Так он и решил меня забрать вместо Адели. Наспех накинула панское платье. Уехала я в этот же день. Уезжала и видела гордость в глазах батьков и слезы обиды Адели.

Глава 3


Панночка прервала рассказ очередным глотком воды. Отец Александр уже отбросил мысль о том, что это всего лишь предсмертная истерия невинной женщины. Всё внутри него отрицало то, что сейчас рассказала умирающая панночка. На секунду ему показалось, что это просто лихорадочный бред, но, к своему сожалению, признаки лихорадки не были обнаружены, а речь была поставлена чётко и ясно. Это был не вымысел.

Панночка уже самостоятельно отхлёбывала воду с маленького кувшинчика, но руки всё же не до конца приобрели силу, потому вскоре кувшинчик соскользнул и упал. Женщина недовольно цокнула и вытерла рот рукой:

– Позвать кого-нибудь убрать? – неловко спросил священник.

– Не надо, продолжим, – слабо отмахнулась женщина. Её голос всё равно ещё был сиплым.

– Кхм, кхм, кхм. Далее…следует говорить «за все свои грехи прошу…» – робко продолжил юноша.

– Я ещё не всё договорила! – возмутилась панночка.

– А … продолжайте.

– Я не стала женой пану, лишь родила ему троих детей за эти десять лет, что жила с ним.

Как только я приехала в панскую хату, пан сразу же повёл меня к лекарям. Холодные и грубые пальцы меня щипали везде, будто я была не человеком, а куском мяса или кочаном капусты.

Пану сказали, что со мной всё в порядке, только стоит получше кормить, иначе шерая (серая) буду зусим (совсем).

Пан по-отечески предложил мне вместе с ним поесть, на что я адразу (сразу) согласилась. Я никогда не забуду это: я впервые ела и наслаждалась вкусом. То были фляки. Наваристые. В душе я ликовала, что буду теперь всегда так есть, а не просто глотать что-то, что батьки считали съестным.

Тогда и пан мне казался красивым мужчиной. Полный, с красноватым лицом, пышными светлыми усами, с хорошими волосами. Я видела в нём отца. Но вместе с тем я к нему испытала отвращение – ведь он меня забрал сюда не для того, чтобы просто накормить, а, чтобы сделать то же, что и Вильдан с Аделей, да ещё и детей родить! Этого я представить не могла. Мне тогда казалось, что он такой старый!

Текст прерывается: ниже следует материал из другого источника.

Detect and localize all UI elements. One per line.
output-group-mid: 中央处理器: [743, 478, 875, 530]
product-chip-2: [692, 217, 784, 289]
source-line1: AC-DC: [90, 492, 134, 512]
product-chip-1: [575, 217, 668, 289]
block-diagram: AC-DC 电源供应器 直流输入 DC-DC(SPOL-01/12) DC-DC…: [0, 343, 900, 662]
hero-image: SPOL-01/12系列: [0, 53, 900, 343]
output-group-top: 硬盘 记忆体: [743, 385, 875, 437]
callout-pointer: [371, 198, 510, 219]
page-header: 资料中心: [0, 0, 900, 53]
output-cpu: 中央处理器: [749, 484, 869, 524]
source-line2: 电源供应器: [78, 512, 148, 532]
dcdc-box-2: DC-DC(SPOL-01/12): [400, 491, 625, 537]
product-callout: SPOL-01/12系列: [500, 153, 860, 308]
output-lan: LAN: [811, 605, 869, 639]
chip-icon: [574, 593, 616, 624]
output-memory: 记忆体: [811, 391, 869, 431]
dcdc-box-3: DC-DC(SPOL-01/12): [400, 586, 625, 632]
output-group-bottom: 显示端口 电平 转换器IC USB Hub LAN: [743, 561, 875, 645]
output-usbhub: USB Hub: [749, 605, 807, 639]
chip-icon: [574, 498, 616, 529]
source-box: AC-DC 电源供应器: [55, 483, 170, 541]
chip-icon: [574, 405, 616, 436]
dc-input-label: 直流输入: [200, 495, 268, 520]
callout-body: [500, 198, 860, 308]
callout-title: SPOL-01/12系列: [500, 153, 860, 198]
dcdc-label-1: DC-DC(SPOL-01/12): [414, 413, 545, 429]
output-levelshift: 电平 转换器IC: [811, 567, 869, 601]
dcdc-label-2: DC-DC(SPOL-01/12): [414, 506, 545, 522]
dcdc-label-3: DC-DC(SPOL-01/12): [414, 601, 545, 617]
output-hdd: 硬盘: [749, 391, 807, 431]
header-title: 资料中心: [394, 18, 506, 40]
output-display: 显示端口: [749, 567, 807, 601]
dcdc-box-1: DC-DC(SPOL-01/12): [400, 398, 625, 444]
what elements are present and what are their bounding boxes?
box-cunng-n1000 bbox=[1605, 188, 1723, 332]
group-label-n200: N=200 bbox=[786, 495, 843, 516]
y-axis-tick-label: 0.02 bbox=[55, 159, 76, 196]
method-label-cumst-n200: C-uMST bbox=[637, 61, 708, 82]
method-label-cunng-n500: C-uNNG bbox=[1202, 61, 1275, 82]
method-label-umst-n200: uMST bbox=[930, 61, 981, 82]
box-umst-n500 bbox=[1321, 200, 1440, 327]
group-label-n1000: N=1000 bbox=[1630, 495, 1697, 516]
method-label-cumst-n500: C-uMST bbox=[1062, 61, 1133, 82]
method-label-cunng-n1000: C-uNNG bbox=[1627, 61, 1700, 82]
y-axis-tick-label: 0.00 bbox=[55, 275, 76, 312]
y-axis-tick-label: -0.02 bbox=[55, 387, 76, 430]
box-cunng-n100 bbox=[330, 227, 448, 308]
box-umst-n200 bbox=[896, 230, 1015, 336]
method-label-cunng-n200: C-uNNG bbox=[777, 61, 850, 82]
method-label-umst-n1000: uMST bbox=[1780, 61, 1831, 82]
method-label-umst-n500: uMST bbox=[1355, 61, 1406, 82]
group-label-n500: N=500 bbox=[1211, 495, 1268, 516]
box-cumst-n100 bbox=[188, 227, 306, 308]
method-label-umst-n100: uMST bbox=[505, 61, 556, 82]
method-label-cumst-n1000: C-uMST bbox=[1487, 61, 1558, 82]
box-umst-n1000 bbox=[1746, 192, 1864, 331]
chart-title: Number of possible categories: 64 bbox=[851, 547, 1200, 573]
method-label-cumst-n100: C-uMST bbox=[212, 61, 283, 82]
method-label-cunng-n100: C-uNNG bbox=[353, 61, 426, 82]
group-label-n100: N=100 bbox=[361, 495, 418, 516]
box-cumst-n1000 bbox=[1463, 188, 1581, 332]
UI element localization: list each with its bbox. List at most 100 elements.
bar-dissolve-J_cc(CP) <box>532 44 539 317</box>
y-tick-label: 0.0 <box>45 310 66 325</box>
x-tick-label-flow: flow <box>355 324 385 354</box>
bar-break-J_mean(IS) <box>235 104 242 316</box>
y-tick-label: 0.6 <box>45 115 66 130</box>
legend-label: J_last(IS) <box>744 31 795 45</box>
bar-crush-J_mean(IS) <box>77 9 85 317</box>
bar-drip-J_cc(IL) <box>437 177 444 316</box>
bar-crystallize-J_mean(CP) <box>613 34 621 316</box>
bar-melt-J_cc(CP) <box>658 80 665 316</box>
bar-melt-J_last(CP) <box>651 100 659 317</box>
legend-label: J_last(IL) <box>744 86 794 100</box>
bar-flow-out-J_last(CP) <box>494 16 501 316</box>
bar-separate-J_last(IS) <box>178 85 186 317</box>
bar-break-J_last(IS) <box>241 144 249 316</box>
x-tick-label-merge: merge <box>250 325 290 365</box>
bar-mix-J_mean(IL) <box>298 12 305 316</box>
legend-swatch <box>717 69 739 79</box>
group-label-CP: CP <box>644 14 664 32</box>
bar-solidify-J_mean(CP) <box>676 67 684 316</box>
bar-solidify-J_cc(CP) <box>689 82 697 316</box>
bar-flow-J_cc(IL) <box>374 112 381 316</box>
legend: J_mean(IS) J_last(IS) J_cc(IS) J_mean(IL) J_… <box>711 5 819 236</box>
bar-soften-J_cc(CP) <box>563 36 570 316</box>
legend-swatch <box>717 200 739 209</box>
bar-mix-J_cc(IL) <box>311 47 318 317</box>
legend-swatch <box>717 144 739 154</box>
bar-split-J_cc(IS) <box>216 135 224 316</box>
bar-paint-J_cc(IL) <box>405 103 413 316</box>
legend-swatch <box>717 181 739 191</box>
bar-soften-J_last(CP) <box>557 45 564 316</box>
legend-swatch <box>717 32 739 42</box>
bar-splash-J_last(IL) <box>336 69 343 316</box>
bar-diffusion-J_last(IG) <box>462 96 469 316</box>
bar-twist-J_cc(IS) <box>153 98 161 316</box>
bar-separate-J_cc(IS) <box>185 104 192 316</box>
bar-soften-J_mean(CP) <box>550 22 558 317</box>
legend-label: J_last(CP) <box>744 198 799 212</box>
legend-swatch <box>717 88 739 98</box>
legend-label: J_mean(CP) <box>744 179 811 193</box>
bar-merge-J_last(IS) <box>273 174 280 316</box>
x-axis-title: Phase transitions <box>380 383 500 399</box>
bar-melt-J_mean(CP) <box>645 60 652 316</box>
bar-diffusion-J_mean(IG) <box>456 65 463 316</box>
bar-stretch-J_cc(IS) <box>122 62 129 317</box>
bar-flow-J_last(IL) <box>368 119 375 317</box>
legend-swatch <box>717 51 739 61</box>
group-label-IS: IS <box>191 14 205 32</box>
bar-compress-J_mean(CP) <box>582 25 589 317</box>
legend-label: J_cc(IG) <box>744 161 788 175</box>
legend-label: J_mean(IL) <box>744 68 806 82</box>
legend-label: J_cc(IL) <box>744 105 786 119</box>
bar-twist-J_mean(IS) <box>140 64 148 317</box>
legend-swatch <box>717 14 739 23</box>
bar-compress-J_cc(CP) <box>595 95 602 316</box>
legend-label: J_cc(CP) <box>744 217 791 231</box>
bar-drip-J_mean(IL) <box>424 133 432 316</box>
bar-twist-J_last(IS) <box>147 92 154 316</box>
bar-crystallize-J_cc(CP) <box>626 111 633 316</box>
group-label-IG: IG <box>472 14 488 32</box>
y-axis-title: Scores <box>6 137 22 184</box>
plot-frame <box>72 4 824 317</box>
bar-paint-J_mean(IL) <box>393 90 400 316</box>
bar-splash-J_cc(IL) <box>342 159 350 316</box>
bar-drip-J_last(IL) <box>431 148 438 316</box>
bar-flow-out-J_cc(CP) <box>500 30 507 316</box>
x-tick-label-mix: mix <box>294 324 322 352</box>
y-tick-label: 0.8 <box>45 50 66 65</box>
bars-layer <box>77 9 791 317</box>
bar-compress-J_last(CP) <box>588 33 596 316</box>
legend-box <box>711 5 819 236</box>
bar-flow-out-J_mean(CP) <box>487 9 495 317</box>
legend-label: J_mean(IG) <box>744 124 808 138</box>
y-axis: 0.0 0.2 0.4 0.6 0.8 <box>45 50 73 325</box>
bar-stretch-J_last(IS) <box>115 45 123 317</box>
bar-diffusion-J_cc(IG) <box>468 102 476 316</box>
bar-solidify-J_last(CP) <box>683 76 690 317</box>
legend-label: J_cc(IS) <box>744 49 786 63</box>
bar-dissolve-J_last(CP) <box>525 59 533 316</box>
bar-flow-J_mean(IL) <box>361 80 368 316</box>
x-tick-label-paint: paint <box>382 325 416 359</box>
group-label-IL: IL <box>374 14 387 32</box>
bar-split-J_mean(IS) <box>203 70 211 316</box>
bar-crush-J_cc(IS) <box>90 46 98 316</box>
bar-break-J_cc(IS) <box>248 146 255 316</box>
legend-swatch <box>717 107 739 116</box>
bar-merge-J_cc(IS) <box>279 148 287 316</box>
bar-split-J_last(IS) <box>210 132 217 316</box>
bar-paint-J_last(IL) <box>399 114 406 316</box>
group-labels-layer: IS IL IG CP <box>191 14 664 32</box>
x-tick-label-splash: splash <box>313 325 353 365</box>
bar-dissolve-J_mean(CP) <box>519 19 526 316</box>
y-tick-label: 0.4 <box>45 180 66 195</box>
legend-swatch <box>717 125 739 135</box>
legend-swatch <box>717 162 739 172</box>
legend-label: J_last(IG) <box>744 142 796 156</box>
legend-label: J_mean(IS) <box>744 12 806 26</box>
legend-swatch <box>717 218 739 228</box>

А ведь ему было только тридцать дет!

Поначалу он меня не трогал. Только нанял учителей, чтобы обучить чтению, письму, мелкому счёту, да правилам треклятого этикету!

Как он ни старался меня воспитать говорить по-русски, до сих пор говорю иногда своими хуторскими словами. Сам был не лучше. Бранился на мужичков горше пьяницы! Редко он показывал меня кому. Одна русская приезжая говаривала на меня такое «не жена, а любовница». Спустя пару месяцев он пришёл ко мне в покой (комнату) и сделал саправдной (настоящей) любовницей.

Как только я родила первого дитя, мальчика, пан дал вольную моим батькам и разрешил прийти жить в вёску (деревню) поближе. Братья быстро женились на местных вясковых девках с разрешения пана, а батьки вскоре померли, но поспели натешиться внуком.

Я стала совсем взрослой с появлением сына и напрочь отказалась отдавать моего сына кормилице. Мой сын сосал только мою грудь! Не соврала я тогда пану, быстро я в бабу превратилась! Там уже появился и второй сын. Пан никак натешиться не мог! А потом я и дочку родила! И все уродились в пана. Светлые да полные!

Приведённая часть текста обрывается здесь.